Wurzeln von Buschwerk oder Bäumen können in den luftseitigen Auflastfilter oder in den Deichkörper eindringen. Dadurch kann die Dränleistung des Auflastfilters oder die Dichtigkeit des Deiches gemindert werden. Mit vertikal angeordneten mindestens 1 mm dicken Carbofol® Kunststoffdichtungsbahnen ist ein wirksamer Schutz gegen Wurzel wuchs in kritischen Bereichen möglich und auch eine langfristige Beständigkeit gegeben. Carbofol® ist ab einer Stärke von 2,0 mm zusätzlich dauerhaft beständig gegen Nagetiere.

Erosionsschutz

In steileren Böschungsbereichen entstehen bei Stark regenereignissen häufig Erosionsrinnen oder der frisch eingebrachte Grassamen wird weggewaschen. Mit der Secumat® Erosionsschutzmatte wird dies verhindert, da der Boden bei abfließendem Oberflächenwasser in der dreidimensionalen Wirrgelegestruktur zurückgehalten wird. Dazu wird Secumat® direkt auf der Böschung verlegt und mit dem Boden befüllt. Das Wurzelwerk der Vegetation wächst in das Secumat® Wirrgelege hinein und ist somit fest und wirksam verankert.

Fazit

Deiche werden zum Hochwasserschutz gebaut und müssen ihre Funktionstüchtigkeit während dieser Phase für einen befristeten Zeitraum erfüllen. Terrafix® Geotextilien kommen zum Einsatz, um Ausspülungen auf der wasserseitigen Böschung zu verhindern.
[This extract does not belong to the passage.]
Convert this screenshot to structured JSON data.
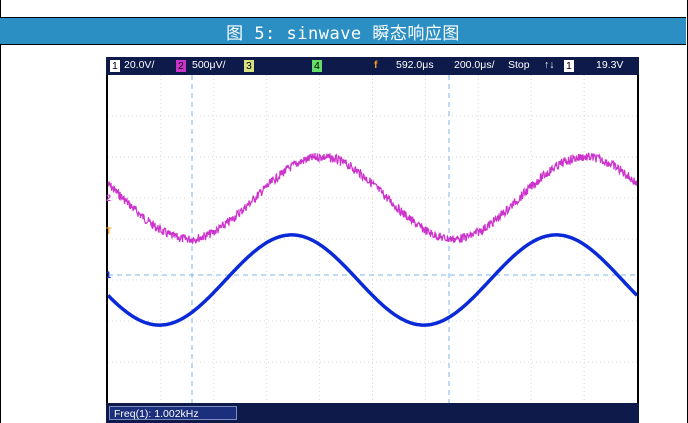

Auf der Luftseite wird Terrafix® im Austrittsbereich der Sickerlinien eingesetzt, um rückschreitende Erosionen zu verhindern.

Damit bleibt die Abflussleistung des Auflastfilters uneingeschränkt erhalten und die Standsicherheit des Bauwerks wird sichergestellt. Bentofix® Tondichtungsbahnen und Carbofol® Kunststoffdichtungsbahnen, geschützt mit Terrafix® oder Secutex® Schutzvliesstoffen, werden als Dichtungselemente verwendet. Secugrid® Geogitter stellen darüber hinaus im Böschungsbereich die Standsicherheit her und Secumat® bzw. Carbofol® sorgen für den Erosions- bzw. Wurzelschutz.

Mit NAUE Systemlösungen werden somit dauerhaft sichere Deiche gebaut.